Digitaler Nachlass in der Pflege: Checkliste für den Ernstfall
Technologie für Senioren

Digitaler Nachlass in der Pflege: Checkliste für den Ernstfall

By Julia Schneider • 29. August 2026 • 4 Min. Lesezeit

Um kurz nach sechs Uhr morgens stürzt Frau K. in ihrer Wohnung und bricht sich die Hüfte. Im Krankenhaus fragt der Arzt nach ihrer elektronischen Patientenakte – doch ihre Tochter kennt weder den Zugangscode zum Smartphone noch weiß sie, ob überhaupt eine Vollmacht für die ePA existiert. Genau in diesem Moment zeigt sich, wie sehr der digitale Nachlass in der Pflege zur stillen Belastung werden kann, wenn niemand rechtzeitig vorgesorgt hat. Wer sich frühzeitig mit Zugangsdaten, Vollmachten und Geräteentsperrungen befasst, erspart der Familie in einer ohnehin angespannten Lage zusätzlichen organisatorischen Druck.

Wenn der Notfall kommt und niemand die Zugangsdaten kennt

Die meisten Familien beschäftigen sich mit dem digitalen Nachlass erst, wenn es eigentlich schon zu spät ist. Ein Sturz, ein Schlaganfall oder eine plötzliche Verschlechterung des Gesundheitszustands genügen, damit Angehörige vor einem Berg ungeklärter digitaler Fragen stehen. Wie gelangt man an die elektronische Patientenakte, wenn die betroffene Person den Zugriff nicht mehr selbst freigeben kann? Welche Online-Banking-Zugänge gibt es, welche Abonnements laufen im Hintergrund weiter, und welches Passwort entsperrt das Tablet? Ohne eine schriftliche Vollmacht bleiben medizinische Informationen im Ernstfall oft unzugänglich, was die Behandlung spürbar verzögern kann. Hinzu kommt eine emotionale Seite: Wer ohnehin um einen erkrankten Angehörigen bangt, hat wenig Kraft übrig, um gleichzeitig technische Rätsel zu lösen.
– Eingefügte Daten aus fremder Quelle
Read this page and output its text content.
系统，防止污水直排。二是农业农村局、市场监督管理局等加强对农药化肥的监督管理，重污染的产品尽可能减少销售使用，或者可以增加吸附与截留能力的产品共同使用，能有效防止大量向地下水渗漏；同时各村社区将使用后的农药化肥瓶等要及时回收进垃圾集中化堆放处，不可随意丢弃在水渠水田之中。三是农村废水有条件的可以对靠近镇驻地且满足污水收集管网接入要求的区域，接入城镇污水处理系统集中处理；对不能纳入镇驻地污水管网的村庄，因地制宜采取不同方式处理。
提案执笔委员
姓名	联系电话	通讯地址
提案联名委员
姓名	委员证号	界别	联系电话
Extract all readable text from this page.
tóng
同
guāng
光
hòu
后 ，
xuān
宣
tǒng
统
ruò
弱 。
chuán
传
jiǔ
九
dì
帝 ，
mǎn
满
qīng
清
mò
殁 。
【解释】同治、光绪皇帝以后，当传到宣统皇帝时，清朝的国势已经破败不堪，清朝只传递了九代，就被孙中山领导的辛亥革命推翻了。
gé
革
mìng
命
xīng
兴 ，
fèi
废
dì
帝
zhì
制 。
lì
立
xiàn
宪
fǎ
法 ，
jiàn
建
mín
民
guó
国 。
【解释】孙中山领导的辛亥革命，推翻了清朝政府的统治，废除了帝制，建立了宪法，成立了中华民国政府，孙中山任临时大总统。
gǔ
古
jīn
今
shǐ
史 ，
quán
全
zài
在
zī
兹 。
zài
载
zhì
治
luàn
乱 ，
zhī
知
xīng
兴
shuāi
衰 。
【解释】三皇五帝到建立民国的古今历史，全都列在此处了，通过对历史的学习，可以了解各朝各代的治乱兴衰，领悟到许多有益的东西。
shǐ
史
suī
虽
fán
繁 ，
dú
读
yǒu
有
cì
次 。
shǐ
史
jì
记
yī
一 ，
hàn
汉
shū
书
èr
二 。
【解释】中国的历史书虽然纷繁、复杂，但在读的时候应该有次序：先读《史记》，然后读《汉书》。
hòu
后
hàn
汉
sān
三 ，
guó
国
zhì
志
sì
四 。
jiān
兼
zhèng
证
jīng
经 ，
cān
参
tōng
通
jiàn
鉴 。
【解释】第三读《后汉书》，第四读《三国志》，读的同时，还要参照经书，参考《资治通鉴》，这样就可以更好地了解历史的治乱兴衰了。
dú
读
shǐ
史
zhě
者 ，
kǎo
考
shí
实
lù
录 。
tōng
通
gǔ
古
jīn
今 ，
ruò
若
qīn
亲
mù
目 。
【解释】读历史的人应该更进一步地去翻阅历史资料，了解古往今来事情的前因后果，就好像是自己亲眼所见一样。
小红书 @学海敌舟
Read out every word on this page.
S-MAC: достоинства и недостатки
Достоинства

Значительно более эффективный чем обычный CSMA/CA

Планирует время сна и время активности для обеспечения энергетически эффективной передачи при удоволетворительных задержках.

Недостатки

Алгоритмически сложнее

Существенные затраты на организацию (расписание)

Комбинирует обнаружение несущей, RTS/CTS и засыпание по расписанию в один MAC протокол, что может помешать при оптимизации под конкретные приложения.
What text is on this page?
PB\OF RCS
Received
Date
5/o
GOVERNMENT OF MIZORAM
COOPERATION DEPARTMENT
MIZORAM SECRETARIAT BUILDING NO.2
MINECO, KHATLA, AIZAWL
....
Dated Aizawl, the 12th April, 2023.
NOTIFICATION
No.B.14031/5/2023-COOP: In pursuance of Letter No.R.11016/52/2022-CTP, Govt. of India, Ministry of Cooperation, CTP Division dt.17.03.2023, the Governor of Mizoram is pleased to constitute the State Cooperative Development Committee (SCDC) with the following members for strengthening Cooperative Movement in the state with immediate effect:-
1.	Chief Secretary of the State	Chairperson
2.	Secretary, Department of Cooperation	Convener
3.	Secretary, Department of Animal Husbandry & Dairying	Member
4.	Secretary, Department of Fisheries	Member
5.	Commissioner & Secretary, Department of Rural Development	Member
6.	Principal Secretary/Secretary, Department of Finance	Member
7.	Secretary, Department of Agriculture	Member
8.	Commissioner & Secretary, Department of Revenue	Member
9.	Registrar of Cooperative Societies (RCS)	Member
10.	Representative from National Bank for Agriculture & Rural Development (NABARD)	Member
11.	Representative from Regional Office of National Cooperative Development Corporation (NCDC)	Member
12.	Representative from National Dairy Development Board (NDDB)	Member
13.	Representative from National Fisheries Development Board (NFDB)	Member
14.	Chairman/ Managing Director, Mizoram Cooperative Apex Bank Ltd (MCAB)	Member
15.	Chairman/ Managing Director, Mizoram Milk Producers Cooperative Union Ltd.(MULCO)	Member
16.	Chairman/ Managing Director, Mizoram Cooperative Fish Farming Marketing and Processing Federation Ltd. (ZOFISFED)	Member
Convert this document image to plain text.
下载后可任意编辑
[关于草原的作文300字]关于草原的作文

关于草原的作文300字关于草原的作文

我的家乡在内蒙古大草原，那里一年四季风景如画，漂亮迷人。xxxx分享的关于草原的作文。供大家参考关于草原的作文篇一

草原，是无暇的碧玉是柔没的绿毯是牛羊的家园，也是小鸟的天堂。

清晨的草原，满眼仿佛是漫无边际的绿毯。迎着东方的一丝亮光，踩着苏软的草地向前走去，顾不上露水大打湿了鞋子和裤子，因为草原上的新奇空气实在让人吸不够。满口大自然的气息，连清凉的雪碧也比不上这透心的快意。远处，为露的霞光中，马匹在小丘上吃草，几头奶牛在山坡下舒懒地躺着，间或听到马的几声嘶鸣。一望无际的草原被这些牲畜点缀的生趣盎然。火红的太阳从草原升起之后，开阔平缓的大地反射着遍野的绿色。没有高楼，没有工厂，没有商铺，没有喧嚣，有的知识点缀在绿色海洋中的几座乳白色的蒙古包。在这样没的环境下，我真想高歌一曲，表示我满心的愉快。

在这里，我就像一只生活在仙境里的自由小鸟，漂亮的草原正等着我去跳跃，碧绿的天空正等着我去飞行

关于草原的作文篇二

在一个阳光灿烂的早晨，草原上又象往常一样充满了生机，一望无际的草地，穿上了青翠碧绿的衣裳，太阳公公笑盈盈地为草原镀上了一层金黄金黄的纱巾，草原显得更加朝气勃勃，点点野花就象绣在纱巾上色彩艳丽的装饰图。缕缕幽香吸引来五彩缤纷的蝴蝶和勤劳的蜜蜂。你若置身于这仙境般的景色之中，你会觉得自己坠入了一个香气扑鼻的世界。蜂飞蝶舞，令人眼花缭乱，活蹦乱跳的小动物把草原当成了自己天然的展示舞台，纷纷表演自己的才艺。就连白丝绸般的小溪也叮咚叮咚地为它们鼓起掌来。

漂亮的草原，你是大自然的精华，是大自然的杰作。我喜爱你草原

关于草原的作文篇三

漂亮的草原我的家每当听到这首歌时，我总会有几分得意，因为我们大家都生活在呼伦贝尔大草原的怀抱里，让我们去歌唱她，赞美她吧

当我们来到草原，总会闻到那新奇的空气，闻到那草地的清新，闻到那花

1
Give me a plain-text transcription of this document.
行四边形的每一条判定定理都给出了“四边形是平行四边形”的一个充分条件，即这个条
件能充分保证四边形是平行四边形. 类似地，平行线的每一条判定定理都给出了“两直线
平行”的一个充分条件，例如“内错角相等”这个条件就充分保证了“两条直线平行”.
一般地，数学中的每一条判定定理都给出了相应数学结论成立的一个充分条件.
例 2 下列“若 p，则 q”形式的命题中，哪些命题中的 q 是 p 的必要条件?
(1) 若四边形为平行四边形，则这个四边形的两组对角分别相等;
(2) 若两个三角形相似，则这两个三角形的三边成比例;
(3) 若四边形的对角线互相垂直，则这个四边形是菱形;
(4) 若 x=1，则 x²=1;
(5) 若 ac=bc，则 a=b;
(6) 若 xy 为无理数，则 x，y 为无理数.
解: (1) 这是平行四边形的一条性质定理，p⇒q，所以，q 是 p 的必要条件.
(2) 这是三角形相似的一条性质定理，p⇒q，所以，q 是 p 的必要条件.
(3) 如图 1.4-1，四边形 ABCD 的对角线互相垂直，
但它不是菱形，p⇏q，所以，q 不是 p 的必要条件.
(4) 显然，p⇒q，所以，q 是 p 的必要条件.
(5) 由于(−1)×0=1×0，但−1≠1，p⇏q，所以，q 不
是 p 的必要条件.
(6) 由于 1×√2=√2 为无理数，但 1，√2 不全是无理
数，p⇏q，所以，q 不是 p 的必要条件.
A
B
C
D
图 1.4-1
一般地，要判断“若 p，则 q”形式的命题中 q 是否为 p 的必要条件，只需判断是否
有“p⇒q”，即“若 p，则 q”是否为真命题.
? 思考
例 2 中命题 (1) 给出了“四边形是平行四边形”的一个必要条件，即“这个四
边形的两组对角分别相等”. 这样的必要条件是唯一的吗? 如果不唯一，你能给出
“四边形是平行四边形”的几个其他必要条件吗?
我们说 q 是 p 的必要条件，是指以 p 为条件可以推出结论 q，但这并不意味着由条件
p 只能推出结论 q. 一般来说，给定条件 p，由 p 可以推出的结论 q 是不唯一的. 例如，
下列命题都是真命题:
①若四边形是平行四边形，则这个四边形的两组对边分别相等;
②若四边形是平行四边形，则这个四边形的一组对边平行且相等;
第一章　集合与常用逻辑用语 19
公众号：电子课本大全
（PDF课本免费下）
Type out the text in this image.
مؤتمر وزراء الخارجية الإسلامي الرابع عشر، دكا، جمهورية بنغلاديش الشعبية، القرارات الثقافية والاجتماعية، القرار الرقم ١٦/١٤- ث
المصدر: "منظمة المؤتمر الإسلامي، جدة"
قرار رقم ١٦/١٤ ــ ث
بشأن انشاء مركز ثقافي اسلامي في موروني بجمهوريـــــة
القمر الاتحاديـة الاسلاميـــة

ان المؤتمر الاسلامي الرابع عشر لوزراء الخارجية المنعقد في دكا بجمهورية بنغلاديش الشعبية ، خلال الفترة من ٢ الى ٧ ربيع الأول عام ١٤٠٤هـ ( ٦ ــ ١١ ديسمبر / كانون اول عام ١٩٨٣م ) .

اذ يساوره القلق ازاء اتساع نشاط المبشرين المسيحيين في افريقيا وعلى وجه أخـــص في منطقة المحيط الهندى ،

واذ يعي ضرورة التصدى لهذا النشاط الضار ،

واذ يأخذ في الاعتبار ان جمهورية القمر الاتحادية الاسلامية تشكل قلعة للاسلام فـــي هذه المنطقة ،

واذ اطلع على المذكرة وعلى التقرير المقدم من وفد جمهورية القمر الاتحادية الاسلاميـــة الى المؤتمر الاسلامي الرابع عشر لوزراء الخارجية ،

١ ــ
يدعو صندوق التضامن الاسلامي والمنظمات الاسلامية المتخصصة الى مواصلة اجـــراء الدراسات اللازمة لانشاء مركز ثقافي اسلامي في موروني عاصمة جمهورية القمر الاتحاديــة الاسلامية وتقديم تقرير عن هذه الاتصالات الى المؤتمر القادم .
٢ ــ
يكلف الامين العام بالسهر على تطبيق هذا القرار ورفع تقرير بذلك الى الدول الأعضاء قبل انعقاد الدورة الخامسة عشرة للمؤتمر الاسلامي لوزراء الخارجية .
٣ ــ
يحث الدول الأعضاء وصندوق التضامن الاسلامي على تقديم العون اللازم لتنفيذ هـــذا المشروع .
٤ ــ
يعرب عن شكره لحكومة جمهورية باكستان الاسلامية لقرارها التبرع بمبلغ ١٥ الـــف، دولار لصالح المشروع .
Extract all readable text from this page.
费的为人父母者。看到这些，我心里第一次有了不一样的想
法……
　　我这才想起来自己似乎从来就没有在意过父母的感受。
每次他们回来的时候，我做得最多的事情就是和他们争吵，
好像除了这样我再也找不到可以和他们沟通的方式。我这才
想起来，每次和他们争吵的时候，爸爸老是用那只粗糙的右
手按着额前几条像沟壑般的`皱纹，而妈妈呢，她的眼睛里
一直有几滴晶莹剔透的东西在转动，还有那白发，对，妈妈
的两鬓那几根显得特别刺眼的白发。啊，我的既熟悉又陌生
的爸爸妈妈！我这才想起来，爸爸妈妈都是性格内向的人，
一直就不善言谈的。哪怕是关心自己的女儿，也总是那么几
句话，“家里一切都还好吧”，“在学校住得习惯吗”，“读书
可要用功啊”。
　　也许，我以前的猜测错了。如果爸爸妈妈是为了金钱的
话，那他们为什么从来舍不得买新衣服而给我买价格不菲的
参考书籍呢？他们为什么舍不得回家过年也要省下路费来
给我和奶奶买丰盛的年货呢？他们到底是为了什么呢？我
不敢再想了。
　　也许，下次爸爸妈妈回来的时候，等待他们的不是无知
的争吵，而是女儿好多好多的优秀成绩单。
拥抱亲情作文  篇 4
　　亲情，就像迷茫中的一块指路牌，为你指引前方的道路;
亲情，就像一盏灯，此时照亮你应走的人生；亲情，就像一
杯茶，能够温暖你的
Genau diese Doppelbelastung aus Sorge und Organisation lässt viele Familien im entscheidenden Moment überfordert zurück.

💡 Praxis-Tipp: Sprechen Sie das Thema digitaler Nachlass frühzeitig und in einem ruhigen Moment an – nicht erst im Krankenhausflur. Ein offenes Gespräch nimmt dem Thema die Schwere und schafft Klarheit für alle Beteiligten.
Illustratives Beispiel aus dem Pflegealltag: Ein Sohn berichtet, wie er wochenlang zwischen Krankenhaus, Bank und Mobilfunkanbieter pendelte, um Zugriff auf ein Abonnement seines Vaters zu kündigen und dessen Tablet zu entsperren – am Ende halfen weder Geburtsdatum noch Lieblingszahl, sondern nur ein Werksreset, bei dem persönliche Fotos und Nachrichten unwiederbringlich verloren gingen.

Warum der Zettel in der Schublade nicht mehr ausreicht

Früher genügte oft ein handschriftlicher Zettel mit den wichtigsten Kontodaten und dem Schlüssel für das Bankschließfach. Diese analoge Lösung stößt heute an ihre Grenzen, denn das digitale Leben älterer Menschen ist komplexer geworden – auch wenn sie selbst häufig nur wenige Apps aktiv nutzen. Zwischen Online-Banking, E-Mail-Konten, Pflege-Apps, elektronischer Patientenakte, Smartwatch zur Gesundheitsüberwachung und diversen Abonnements verliert man schnell den Überblick, wo welche Vollmacht greift. Klassische Vorsorgevollmachten und Patientenverfügungen berücksichtigen digitale Aspekte häufig gar nicht, weil sie zu einer Zeit entworfen wurden, in der digitale Patientenakten kaum eine Rolle spielten. In der Praxis entstehen daraus typische Probleme, die den digitalen Nachlass zur Hürde machen:

  • Veraltete Vollmachten: Bestehende Vorsorgevollmachten enthalten oft keine ausdrückliche Regelung zum Zugriff auf digitale Konten oder die ePA, was Banken und Anbieter im Ernstfall zurückhaltend agieren lässt.
  • Verstreute Zugangsdaten: Passwörter liegen auf Zetteln, in Notizbüchern oder nur im Kopf der betroffenen Person – ohne zentrale, auffindbare Übersicht für Angehörige.
  • Fehlende Aktualisierung: Selbst wenn einmal eine Liste erstellt wurde, ändern sich Passwörter und Konten, ohne dass die Dokumentation nachgezogen wird.
  • Unklare Geräteentsperrung: PIN-Codes für Smartphone, Tablet oder Smartwatch sind oft nirgends hinterlegt, obwohl über diese Geräte viele weitere Zugänge laufen.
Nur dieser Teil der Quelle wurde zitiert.